Усталость сковала его. Он вспоминал, как в такие же вот холода мрак и уныние ссыльных поселений точат душу безысходной тоской, как ужас и теснота тюремных камер разъедают рассудок. Вспоминал мучительные, нечеловеческие пытки, после которых мало кому удавалось выжить: горсточку пресного риса; болезни, раздирающие в кровь нутро; ноги, забитые в колодки, и руки, скованные кандалами. Да, попавшего туда ждет только смерть…
Минь нахмурился вдруг:
— А может, нам лучше…
Но вздрогнул и замотал головой, отгоняя докучные мысли. Он увидел воочию «шерстяного» Хао — косые, полные откровенного презрения взгляды, встречавшие Хао, когда тот, низко кланяясь, входил к полицейским в приемную. Он вспомнил роскошные особняки Дыка и Тхая, их огромные шелковые магазины, где над засветло еще запиравшимися дверями ярко вспыхивали лампочки в коконах шелковых абажуров. Всякий раз он видел у этих дверей женщин с детьми, просивших подаяния, и калек в лохмотьях. Их отгоняли прочь пинками и бранью…

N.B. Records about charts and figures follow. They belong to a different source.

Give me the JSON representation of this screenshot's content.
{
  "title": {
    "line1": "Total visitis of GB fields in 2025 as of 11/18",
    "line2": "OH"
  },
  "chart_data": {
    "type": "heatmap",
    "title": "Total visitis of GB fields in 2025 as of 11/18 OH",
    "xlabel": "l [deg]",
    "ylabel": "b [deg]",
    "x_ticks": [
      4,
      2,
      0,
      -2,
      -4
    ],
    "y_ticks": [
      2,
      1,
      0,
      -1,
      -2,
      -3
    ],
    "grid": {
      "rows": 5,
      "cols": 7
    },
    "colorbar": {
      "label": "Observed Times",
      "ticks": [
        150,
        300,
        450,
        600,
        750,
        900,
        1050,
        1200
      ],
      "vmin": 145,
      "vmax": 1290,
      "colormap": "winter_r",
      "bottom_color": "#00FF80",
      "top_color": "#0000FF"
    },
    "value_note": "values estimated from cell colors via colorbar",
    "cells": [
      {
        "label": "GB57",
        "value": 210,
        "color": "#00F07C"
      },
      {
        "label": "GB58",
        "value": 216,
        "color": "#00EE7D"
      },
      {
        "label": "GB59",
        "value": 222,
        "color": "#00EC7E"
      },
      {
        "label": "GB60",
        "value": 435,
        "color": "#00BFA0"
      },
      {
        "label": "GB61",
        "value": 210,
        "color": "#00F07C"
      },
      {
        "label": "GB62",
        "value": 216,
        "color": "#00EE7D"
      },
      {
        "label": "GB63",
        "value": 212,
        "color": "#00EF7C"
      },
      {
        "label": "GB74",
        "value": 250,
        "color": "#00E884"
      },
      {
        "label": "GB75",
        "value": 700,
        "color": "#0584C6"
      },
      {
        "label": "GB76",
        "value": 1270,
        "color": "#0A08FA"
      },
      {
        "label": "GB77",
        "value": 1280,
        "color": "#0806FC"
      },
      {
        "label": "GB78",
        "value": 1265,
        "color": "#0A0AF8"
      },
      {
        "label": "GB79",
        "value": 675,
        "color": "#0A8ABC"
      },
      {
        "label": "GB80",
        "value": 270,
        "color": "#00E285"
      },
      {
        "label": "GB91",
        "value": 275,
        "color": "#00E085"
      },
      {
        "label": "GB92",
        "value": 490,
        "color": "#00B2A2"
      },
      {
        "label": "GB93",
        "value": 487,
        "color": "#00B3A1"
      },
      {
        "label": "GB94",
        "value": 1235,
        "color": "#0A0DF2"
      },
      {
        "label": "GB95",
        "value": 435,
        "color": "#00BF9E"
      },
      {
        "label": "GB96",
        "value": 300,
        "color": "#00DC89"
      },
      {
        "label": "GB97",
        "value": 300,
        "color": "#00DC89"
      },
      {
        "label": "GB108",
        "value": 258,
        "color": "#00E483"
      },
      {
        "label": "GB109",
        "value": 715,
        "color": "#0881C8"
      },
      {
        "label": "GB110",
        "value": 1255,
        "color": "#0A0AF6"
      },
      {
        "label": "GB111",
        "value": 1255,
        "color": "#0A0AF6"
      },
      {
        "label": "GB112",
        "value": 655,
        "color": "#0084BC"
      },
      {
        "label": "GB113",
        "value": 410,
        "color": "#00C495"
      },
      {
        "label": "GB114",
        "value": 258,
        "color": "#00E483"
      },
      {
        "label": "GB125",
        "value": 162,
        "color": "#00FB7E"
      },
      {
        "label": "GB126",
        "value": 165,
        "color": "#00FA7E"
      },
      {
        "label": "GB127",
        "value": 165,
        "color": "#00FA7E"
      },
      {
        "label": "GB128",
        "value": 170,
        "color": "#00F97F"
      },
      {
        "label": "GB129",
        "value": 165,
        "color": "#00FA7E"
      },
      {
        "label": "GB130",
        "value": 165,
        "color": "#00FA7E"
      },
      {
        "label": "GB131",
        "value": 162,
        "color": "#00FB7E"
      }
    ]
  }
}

Нет! Он не сдастся! Не станет торговать собой! Не будет прятаться и молчать! Не сможет, не пожелает стоять в стороне. Он должен бороться!
Стиснув губы, он старался обуздать разыгравшееся воображение.
Ти встал с кровати. Под мышкой он держал маленький сверток.
— Товарищ Минь, — поторопил он, — давай-ка твои вещи. Я уложу их, и пойдем. Мы на рассвете должны быть в условленном месте. Ночью в такую холодину шпики спят небось без задних ног и носа из-под одеял не высунут. А если кто и увяжется за нами, выйдем за деревушкой Ле на дамбу и запросто собьем со следа.
Минь, словно во сне, встал, взял майку и брюки, протянул их Ти, а сам стал натягивать пиджачный костюм, потом нашарил стоявшие у кровати башмаки. Ветер с улицы ворвался в дверь. Чувствуя, как стужа пробрала его до костей, он ткнул пальцем в одеяло:
— Может, захватим? Сгодится не мне, так вам…
— Ладно, — засмеялся Ти, — как-нибудь обойдемся. У товарищей припасены циновки и солома, от холода не умрем. А идти нам лучше налегке.
Они вышли, стараясь не шуметь. Минь легонько прикрыл дверь. Створки ее сошлись неплотно, и он наклонился, пытаясь их приподнять. Ти поманил его рукой. Он оставил свои старания и зашагал прочь, поднимая на ходу воротник.
Дрожа от холода, он глянул в глаза Ти и спросил:
— Выходит, расстаетесь с семьей?
Ти улыбнулся; правда, улыбка на этот раз вышла какая-то каменная:
— Тебе небось невдомек, что я за человек. Да это и объяснить-то непросто. Сам посуди: трое детей, хворая жена да пятачок земли — не всякий его и углядит под боком у большого поля. Кто тут тебе поможет? Ну поженились, детей наплодили, маялись как проклятые, чтоб хоть концы с концами свести. А вот выпал ли нам один-единственный счастливый денек? Или затерзали вконец нужда да заботы?.. Тут уж как ни мудри, а при нынешней жизни изволь разорвать сердце надвое да ступай на чужбину — авось прокормишься. Хочешь не хочешь — терпи смертные муки; и терпенье это душу тебе вывернет. Одно остается: встать на борьбу за будущую жизнь. Ежели мы не добьемся свободы и счастья, значит, и детям, и внукам нашим жить в нужде и в неволе. Главное дело — общество нынешнее изменить в корне. Сломать к чертям эту адову жизнь. Чтоб люди были людьми, а не скотиною, не рабами.